Non è nella dimensione di vivere ogni giorno come fosse l’ultimo. Ma lasciarsi stupire da ciò che può avvenire, accogliere aperti già tutte le sfumature che possono esserci dietro e dentro ogni volto.
Scompaiono i segni lasciati dagli interventi, scompare il lento e rauco suono della voce di chi ha tenuto la tracheo per mesi ma senti ciò esprimono.
Non esistono, mentre parli con loro, le difficoltà che hanno a muoversi, o parlare, non ci sono sedie a rotelle. Non c’è sofferenza quando ci si guarda negli occhi o ci si stringe le braccia. C’è lotta, la gioia di (con)vivere.
Chi sono io? Chi sono gli altri? Neanche la paralisi riesce a schiacciare quello che è in noi. Mentre parli ti dimentichi di te e loro dimenticano il loro corpo se tu glielo permetti. Noi non siamo ciò che l’incidente ha fatto di noi. Noi siamo. Non ci sono segreti dietro i volti che non sorreggano altro che una piccola chiave, la semplicità.
Quello che più fa male è sentirsi dire “poverina” o sentirsi addosso tutt’acquosa complicazione di uno sguardo compassionevole… questo è fermarsi, tagliarsi fuori da quanto ci possiamo dare.
Entrambi.
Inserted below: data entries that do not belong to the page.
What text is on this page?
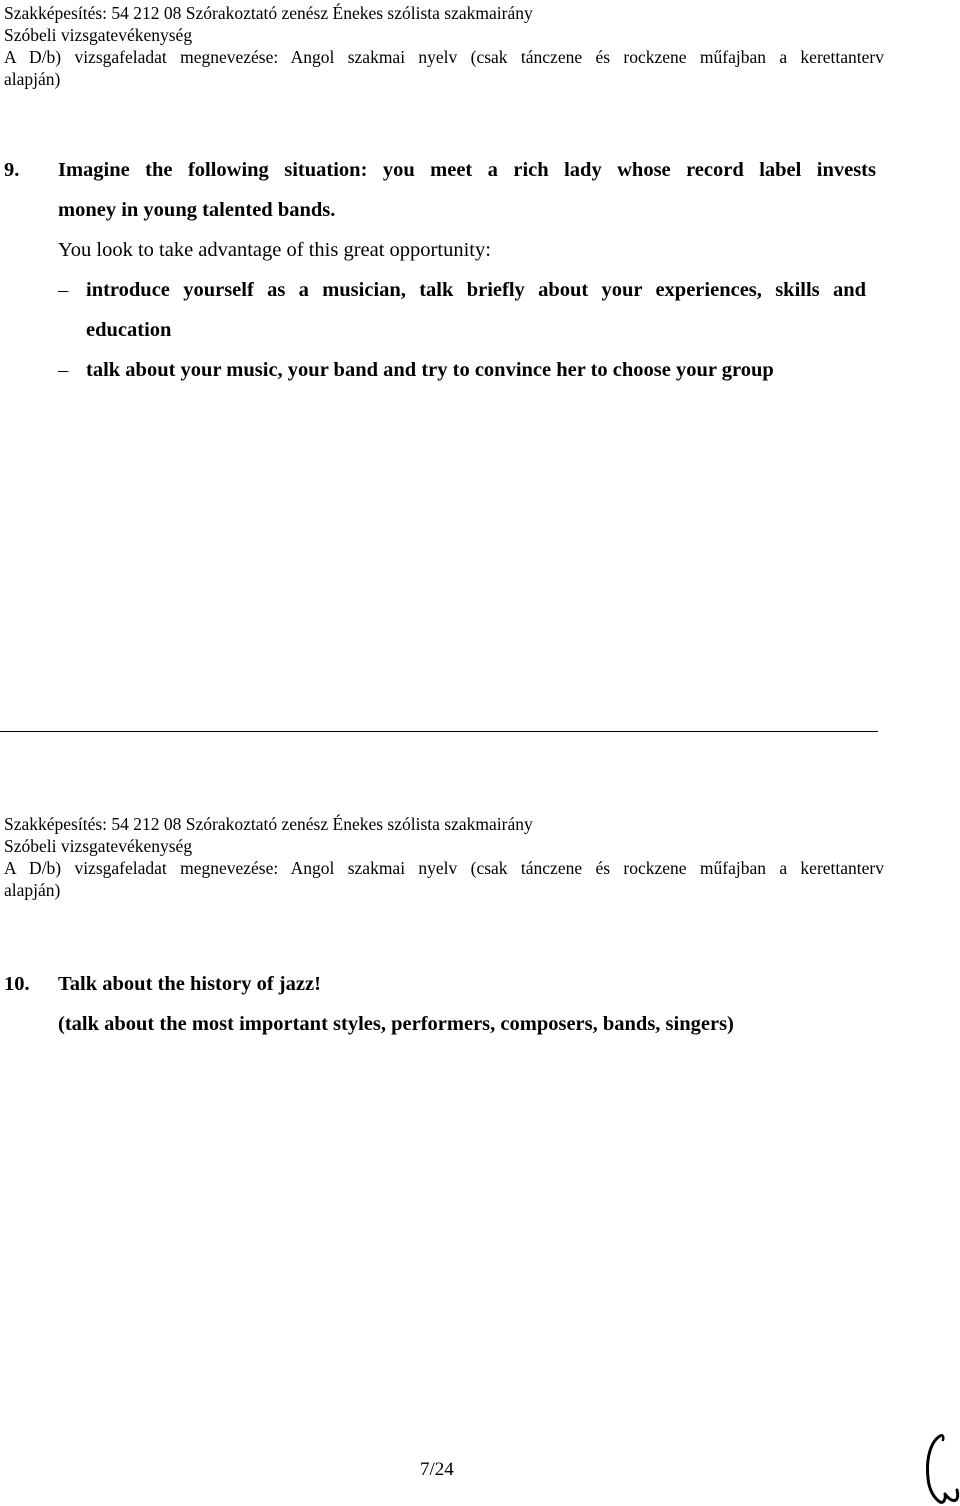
Szakképesítés: 54 212 08 Szórakoztató zenész Énekes szólista szakmairány
Szóbeli vizsgatevékenység
A D/b) vizsgafeladat megnevezése: Angol szakmai nyelv (csak tánczene és rockzene műfajban a kerettanterv
alapján)
9. Imagine the following situation: you meet a rich lady whose record label invests
money in young talented bands.
You look to take advantage of this great opportunity:
– introduce yourself as a musician, talk briefly about your experiences, skills and
education
– talk about your music, your band and try to convince her to choose your group
Szakképesítés: 54 212 08 Szórakoztató zenész Énekes szólista szakmairány
Szóbeli vizsgatevékenység
A D/b) vizsgafeladat megnevezése: Angol szakmai nyelv (csak tánczene és rockzene műfajban a kerettanterv
alapján)
10. Talk about the history of jazz!
(talk about the most important styles, performers, composers, bands, singers)
7/24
Chi è “malato” e chi no.
Forse…un sorriso, un contatto.
Chi è sulla sedia a rotelle spesso può dare di più perchè non ha i limiti che le persone si danno di solito.
…vorrei che lo sentiate anche voi tutte le volte che entrate in un ospedale.
Gli ospedali sono luoghi molto speciali.
Quello che è successo malattia o incidente è sempre presente o addirittura evidente ma ciò che ci si dimentica è chi c’è dentro la pelle delle persone a letto.
Per la guarigione o per la serenità della persona è importante far ri-vivere quella parte che meno si vede…
Un sorriso, un contatto…
Ho ancora fisso dentro di me tutto questo e terrò vivo quanto ho ricevuto da tutti. Grazie a quelli che mi hanno permesso di entrare a passi silenziosi nella loro vita e di riuscire a dare tantissimo.
Quello che è stato è che mi è hanno dato quanto di più forte, le persone che esternamente ora hanno meno possibilità di riprendere una vita, o una vita normale.
Sono stati Giorgio e Ines, rispettivamente il marito e la figlia di Cristina, la donna che è imprigionata in un corpo che non le risponde.
Lei c’è! lo potreste sentire con i vostri occhi se ve ne date il tempo…ore che non darei mai in cambio per nessuna ragione al mondo.
Cristina c’è… colei di cui avete letto da Simone delle fotografie:
“Prenditi tutto il tempo che vuoi, noi ti rivogliamo così”.
Non ne sanno i medici di quando Cristina improvvisamente da contratta che era se sente il tocco o la voce di sua figlia Ines riesce a rilassarsi e trovare pace in un corpo che la lega. Cristina c’è.
…sono stati Giorgio e Ines a entrare, sedersi accanto ai nostri letti e a darci coraggio e amore più di tutti quanti gli altri.
Io vi chiedo di trovare la risposta da voi al… Perchè?